Saturday we are having a potential rescue dog brought to our house to meet our dogs and see how they get along before we make a decision. One of our dogs is blind and we would like to know if you have any tips on how to introduce a blind dog to a new dog and vice/versa.

We chose our home because the boys are comfortable here and it is their home (and Loki tends to growl at dogs in public, but not here). I know that some people would think a nuetral place would be better, but considering Loki's blindness, we don't want to overwhelm him too much with new smells, sensations, etc.

Any suggestions would be great.


----------



## tipper (Aug 19, 2007)

You might find that the blind dog will do very well. All his hearing, smell, ect all cover for his missing sight. You might be surprised to how well he does. Good luck.

Regards

Pam


----------



## theyogachick (Aug 2, 2009)

Thanks! 

Your dog is gorgeous, by the way!


----------



## emily445455 (Apr 8, 2008)

I saw a show where they got a puppy and had an older blind dog...the puppy would "babysit" the blind dog. It was really cool to watch.


----------



## tipper (Aug 19, 2007)

theyogachick said:


> Thanks!
> 
> Your dog is gorgeous, by the way!


Which one I have 3 girls?


----------



## theyogachick (Aug 2, 2009)

All three of them!


----------



## StarfishSaving (Nov 7, 2008)

My suggestion is not to worry.  He may be blind but he's a dog first and foremost, and he's adapted to his condition, I'm quite sure. I've never had a greater problem introducing a blind (or deaf... or both...) dog to my pack or vice versa than I have hearing dogs. I think that the best thing to do is to forget about his being blind and just let things work out naturally. It sounds like you're very sensitive to his handicap, which is great to see because it's so obvious how much you care, but don't try to baby him or put him in a bubble and I think you'll be really surprised by what he's capable of!


----------



## theyogachick (Aug 2, 2009)

I am very careful not to baby him. When he first lost his sight he would bump into things and I would let it work itself out. I am very sensitive to his condition, but I also know that sight is like his 3rd sense. I make him do things himself (except jump in the car...that is a tough one for him). I took him to Petsmart the other day and if you didn't know he was blind, you wouldn't have been able to tell.

The reason we want to let them meet here and not somewhere else is because Loki (even when he could see) tended to show a little macho side when he met other dogs in public. He growls...never went after any dog, but would growl. I don't know where he picked it up because he didn't do it until he turned 5. He has always been good about dogs brought into our house, though, so we feel that may be best.
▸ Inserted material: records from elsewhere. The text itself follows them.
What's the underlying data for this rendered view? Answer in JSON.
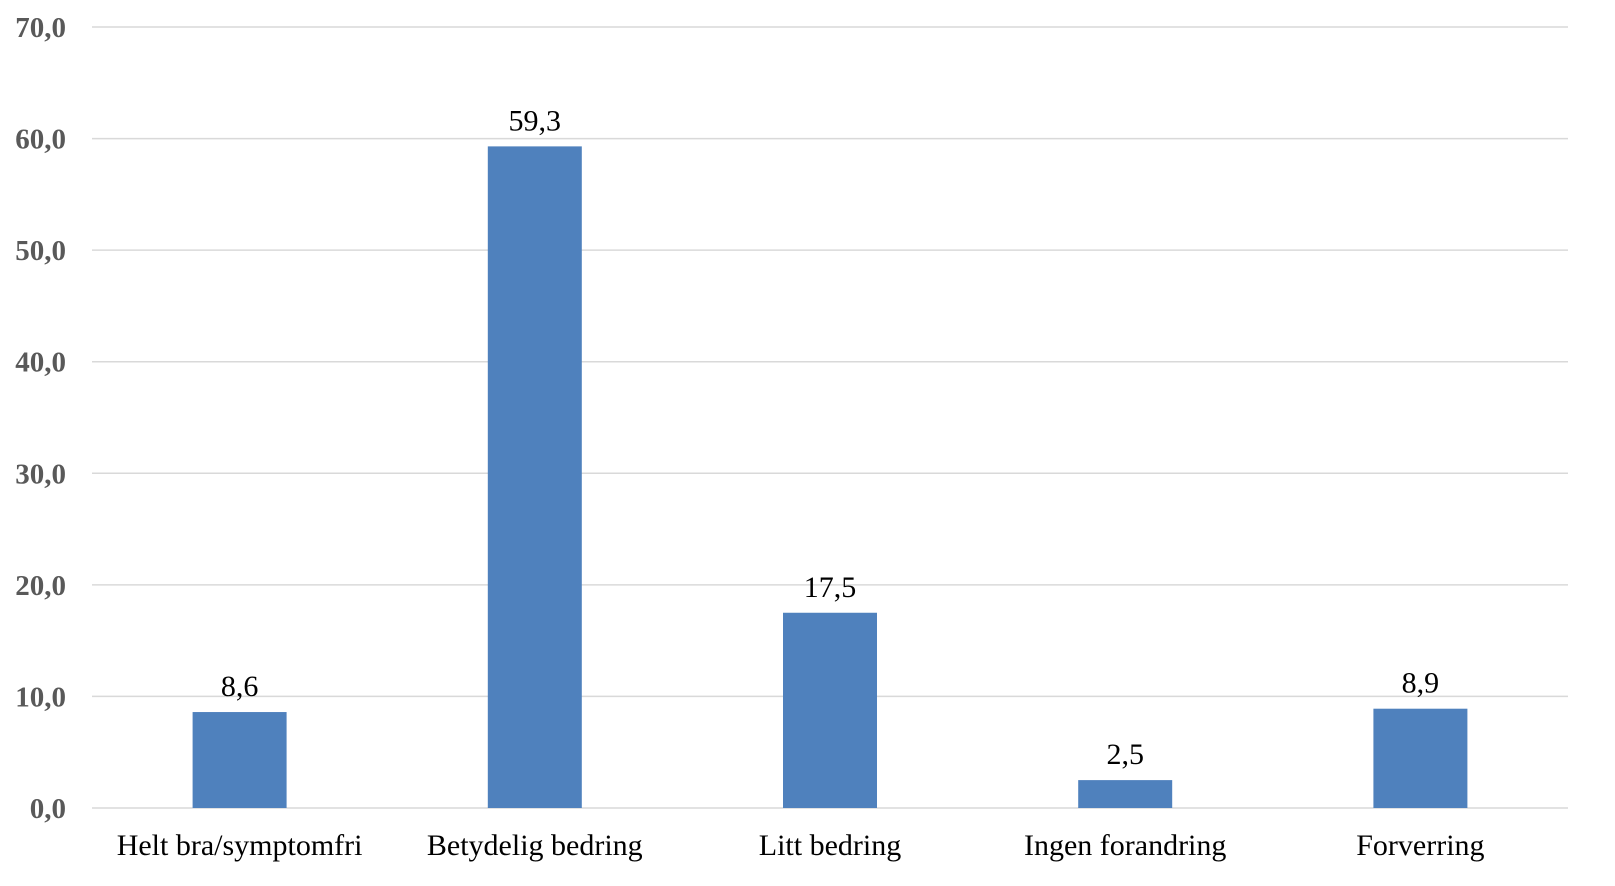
{
  "chart_data": {
    "type": "bar",
    "title": "",
    "xlabel": "",
    "ylabel": "",
    "categories": [
      "Helt bra/symptomfri",
      "Betydelig bedring",
      "Litt bedring",
      "Ingen forandring",
      "Forverring"
    ],
    "values": [
      8.6,
      59.3,
      17.5,
      2.5,
      8.9
    ],
    "data_labels": [
      "8,6",
      "59,3",
      "17,5",
      "2,5",
      "8,9"
    ],
    "ylim": [
      0,
      70
    ],
    "yticks": [
      0,
      10,
      20,
      30,
      40,
      50,
      60,
      70
    ],
    "ytick_labels": [
      "0,0",
      "10,0",
      "20,0",
      "30,0",
      "40,0",
      "50,0",
      "60,0",
      "70,0"
    ],
    "grid": true,
    "legend": "none",
    "bar_color": "#4f81bd"
  }
}
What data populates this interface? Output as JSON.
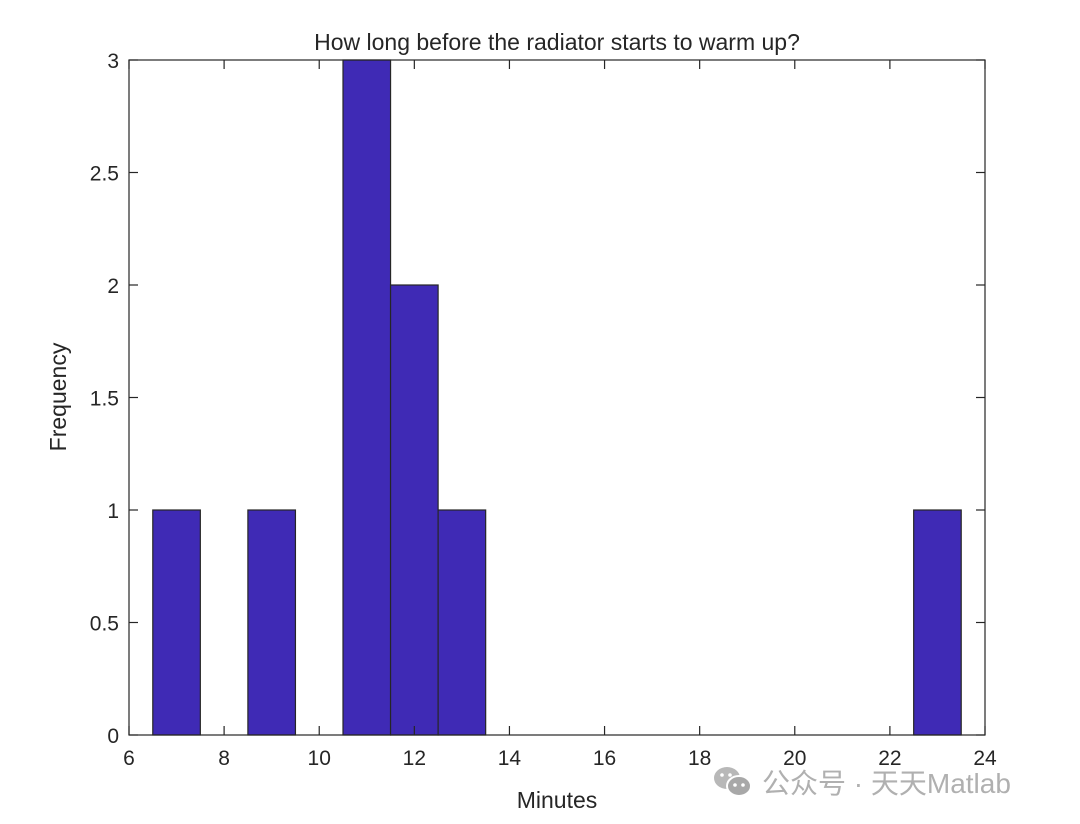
{
  "chart_data": {
    "type": "bar",
    "subtype": "histogram",
    "title": "How long before the radiator starts to warm up?",
    "xlabel": "Minutes",
    "ylabel": "Frequency",
    "xlim": [
      6,
      24
    ],
    "ylim": [
      0,
      3
    ],
    "xticks": [
      "6",
      "8",
      "10",
      "12",
      "14",
      "16",
      "18",
      "20",
      "22",
      "24"
    ],
    "yticks": [
      "0",
      "0.5",
      "1",
      "1.5",
      "2",
      "2.5",
      "3"
    ],
    "bin_width": 1,
    "bin_centers": [
      7,
      8,
      9,
      10,
      11,
      12,
      13,
      14,
      15,
      16,
      17,
      18,
      19,
      20,
      21,
      22,
      23
    ],
    "values": [
      1,
      0,
      1,
      0,
      3,
      2,
      1,
      0,
      0,
      0,
      0,
      0,
      0,
      0,
      0,
      0,
      1
    ],
    "bar_color": "#3f2ab5",
    "edge_color": "#262626",
    "grid": false
  },
  "watermark": {
    "text": "公众号 · 天天Matlab",
    "icon": "wechat-icon"
  }
}
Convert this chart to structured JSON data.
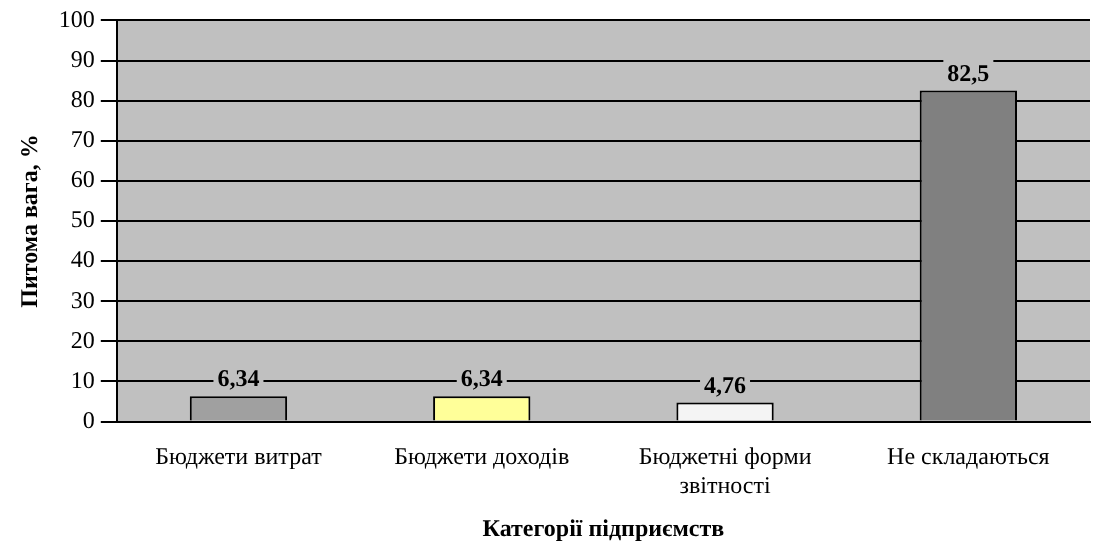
{
  "chart_data": {
    "type": "bar",
    "xlabel": "Категорії підприємств",
    "ylabel": "Питома вага, %",
    "categories": [
      "Бюджети витрат",
      "Бюджети доходів",
      "Бюджетні форми звітності",
      "Не складаються"
    ],
    "values": [
      6.34,
      6.34,
      4.76,
      82.5
    ],
    "colors": [
      "#a0a0a0",
      "#ffff99",
      "#f4f4f4",
      "#808080"
    ],
    "value_labels": [
      "6,34",
      "6,34",
      "4,76",
      "82,5"
    ],
    "ylim": [
      0,
      100
    ],
    "yticks": [
      0,
      10,
      20,
      30,
      40,
      50,
      60,
      70,
      80,
      90,
      100
    ],
    "grid": "y",
    "legend": false
  }
}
Thanks for all the support. This is why I love this forum!


----------



## ThoseWordsAtBest (Mar 18, 2009)

Related to the OPs question, should you do any thing for your dogs when introducing a blind dog, beyond normal introductions? Jack is fine with pretty much every dog, but once we were at PetSmart and he met a Rough Collie with no eyes. I know he couldn't recognize she didn't have eyes, but he got very spooked by her. Basically smelled her, got whale eyed and tried to book it.


----------



## Max's Mom (Feb 24, 2009)

When I had my last blind dog I would introduce new dogs to my other dog first to check out the new dog's reaction. My dog was older though and I just wanted to keep things mellow.


----------